With the world in lockdown, and fresh off the back of its Netflix success, F1 capitalised on a largely captive audience to draw in new fans.

Underpinning it has been a more inclusive and engaging social media presence and expansion into non-traditional areas.

That has transformed the drivers from athletes into media personalities as many new fans choosing to engage with the sport away from race weekends.

However, it has opened doors for drivers to expand their portfolios and increase their earning potential during what is, for most, a brief period at the pinnacle of world motorsport.

“It is funny sometimes, people come up to me like: ‘you were great in that season’ and I’m: ‘racing season – or Drive to Survive season?’,” Ricciardo observed.

“For sure, to some, we’re maybe not all viewed as race car drivers, but it’s just it’s part of it.
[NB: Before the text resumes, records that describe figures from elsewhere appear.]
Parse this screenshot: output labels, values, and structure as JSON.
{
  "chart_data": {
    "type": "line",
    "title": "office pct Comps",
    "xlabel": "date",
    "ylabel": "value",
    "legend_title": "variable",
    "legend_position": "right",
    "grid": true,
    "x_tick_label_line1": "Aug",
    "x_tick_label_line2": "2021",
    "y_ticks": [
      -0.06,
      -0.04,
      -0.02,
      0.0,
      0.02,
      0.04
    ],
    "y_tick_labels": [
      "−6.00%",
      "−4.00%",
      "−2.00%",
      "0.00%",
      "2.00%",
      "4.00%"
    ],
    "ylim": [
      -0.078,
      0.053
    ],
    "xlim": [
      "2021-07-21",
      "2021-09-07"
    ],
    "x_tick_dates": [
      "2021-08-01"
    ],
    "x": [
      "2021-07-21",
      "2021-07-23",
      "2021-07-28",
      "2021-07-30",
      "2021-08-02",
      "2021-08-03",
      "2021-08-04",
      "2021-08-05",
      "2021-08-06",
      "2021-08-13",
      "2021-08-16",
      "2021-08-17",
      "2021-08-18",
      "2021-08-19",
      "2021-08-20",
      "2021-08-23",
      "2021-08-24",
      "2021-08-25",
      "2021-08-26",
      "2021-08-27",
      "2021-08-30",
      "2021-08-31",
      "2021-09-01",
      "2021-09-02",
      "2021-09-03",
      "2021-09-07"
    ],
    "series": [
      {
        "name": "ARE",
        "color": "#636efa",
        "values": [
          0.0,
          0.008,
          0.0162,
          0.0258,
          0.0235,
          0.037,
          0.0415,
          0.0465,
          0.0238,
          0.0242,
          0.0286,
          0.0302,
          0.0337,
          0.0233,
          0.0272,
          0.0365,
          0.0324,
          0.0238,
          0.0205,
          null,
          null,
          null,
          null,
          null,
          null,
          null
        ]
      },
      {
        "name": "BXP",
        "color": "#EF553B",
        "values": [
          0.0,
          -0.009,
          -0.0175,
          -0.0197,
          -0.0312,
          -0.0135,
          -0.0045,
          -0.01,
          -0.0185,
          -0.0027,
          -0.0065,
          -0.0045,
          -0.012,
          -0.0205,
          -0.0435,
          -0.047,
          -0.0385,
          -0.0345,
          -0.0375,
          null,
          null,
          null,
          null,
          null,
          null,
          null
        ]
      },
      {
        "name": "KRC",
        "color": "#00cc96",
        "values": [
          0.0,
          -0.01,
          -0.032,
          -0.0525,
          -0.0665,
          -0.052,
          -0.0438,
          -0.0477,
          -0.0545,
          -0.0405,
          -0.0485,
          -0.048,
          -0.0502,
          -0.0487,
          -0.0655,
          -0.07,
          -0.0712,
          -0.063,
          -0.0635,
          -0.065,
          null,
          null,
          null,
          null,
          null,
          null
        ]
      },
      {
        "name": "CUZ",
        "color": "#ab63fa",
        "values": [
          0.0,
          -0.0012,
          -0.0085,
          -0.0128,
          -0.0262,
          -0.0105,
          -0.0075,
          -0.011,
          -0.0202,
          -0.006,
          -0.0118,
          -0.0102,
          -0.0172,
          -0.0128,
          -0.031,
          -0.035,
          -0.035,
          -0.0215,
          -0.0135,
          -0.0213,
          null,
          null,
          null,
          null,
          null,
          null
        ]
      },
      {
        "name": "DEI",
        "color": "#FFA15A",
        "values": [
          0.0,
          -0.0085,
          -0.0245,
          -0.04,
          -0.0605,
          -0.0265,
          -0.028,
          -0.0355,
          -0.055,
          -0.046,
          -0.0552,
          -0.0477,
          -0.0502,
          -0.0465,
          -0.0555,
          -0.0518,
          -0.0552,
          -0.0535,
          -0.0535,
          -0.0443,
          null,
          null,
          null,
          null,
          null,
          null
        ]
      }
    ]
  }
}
“But I think we’re all also, as I said, building profiles and a bit of a brand, but it’s not anything that’s taken away from the racing side of it. And that’s first and foremost.”
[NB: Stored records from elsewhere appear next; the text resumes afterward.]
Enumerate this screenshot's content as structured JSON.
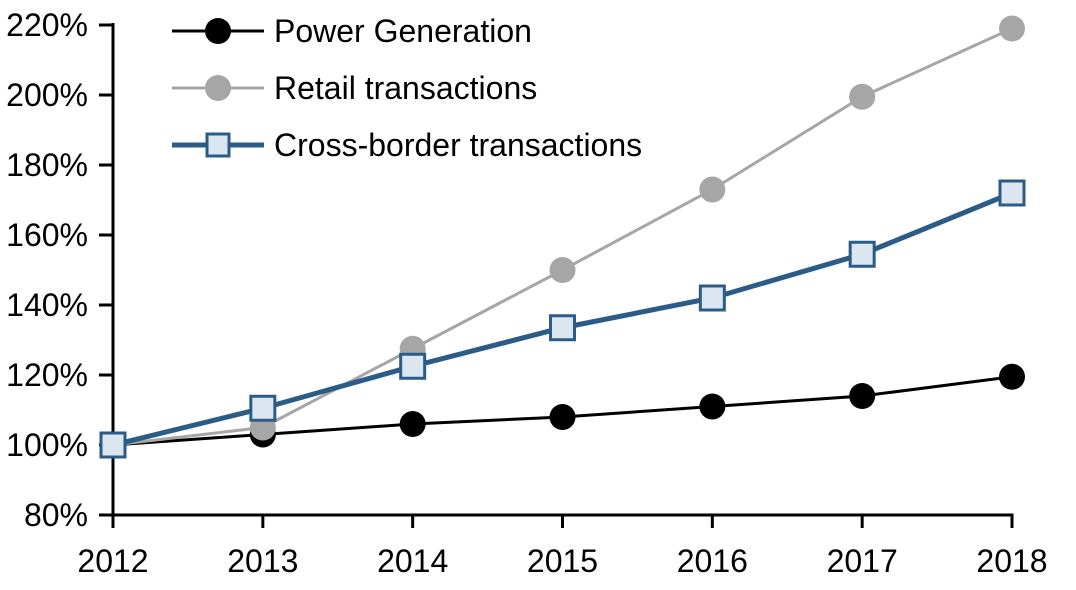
{
  "chart_data": {
    "type": "line",
    "x": [
      "2012",
      "2013",
      "2014",
      "2015",
      "2016",
      "2017",
      "2018"
    ],
    "series": [
      {
        "name": "Power Generation",
        "values": [
          100,
          103,
          106,
          108,
          111,
          114,
          119.5
        ],
        "color": "#000000",
        "marker": "circle",
        "marker_fill": "#000000",
        "line_width": 3
      },
      {
        "name": "Retail transactions",
        "values": [
          100,
          105,
          127.5,
          150,
          173,
          199.5,
          219
        ],
        "color": "#A6A6A6",
        "marker": "circle",
        "marker_fill": "#A6A6A6",
        "line_width": 3
      },
      {
        "name": "Cross-border transactions",
        "values": [
          100,
          110.5,
          122.5,
          133.5,
          142,
          154.5,
          172
        ],
        "color": "#2B5C87",
        "marker": "square",
        "marker_fill": "#DCE6F1",
        "line_width": 5
      }
    ],
    "title": "",
    "xlabel": "",
    "ylabel": "",
    "ylim": [
      80,
      220
    ],
    "ytick_step": 20,
    "y_tick_labels_top_to_bottom": [
      "220%",
      "200%",
      "180%",
      "160%",
      "140%",
      "120%",
      "100%",
      "80%"
    ],
    "ytick_format": "percent",
    "grid": false,
    "legend_position": "top-left",
    "axis_color": "#000000"
  }
}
Ricciardo had built a small business empire away from the sport – partly out of interest and a need for a distraction away from the intensity of his day job, but also as a means of investing for a future beyond racing.

Making his return to F1 midway through this season, the time away for the 24-year-old afforded him an opportunity realign some of those aspects.

“For sure, through all of this, it can maybe get away from you a little bit,” he admitted.

“Coming back into it this year and having a little bit of that time off, it certainly made me kind of just figure out what I’m about moving forward and how I want to go racing – probably just removing a few things and kind of going back to a little bit of the basics.

“Just making sure that I am seen as a as a race car driver who’s still hungry and determined and not someone who’s just here for a good time.”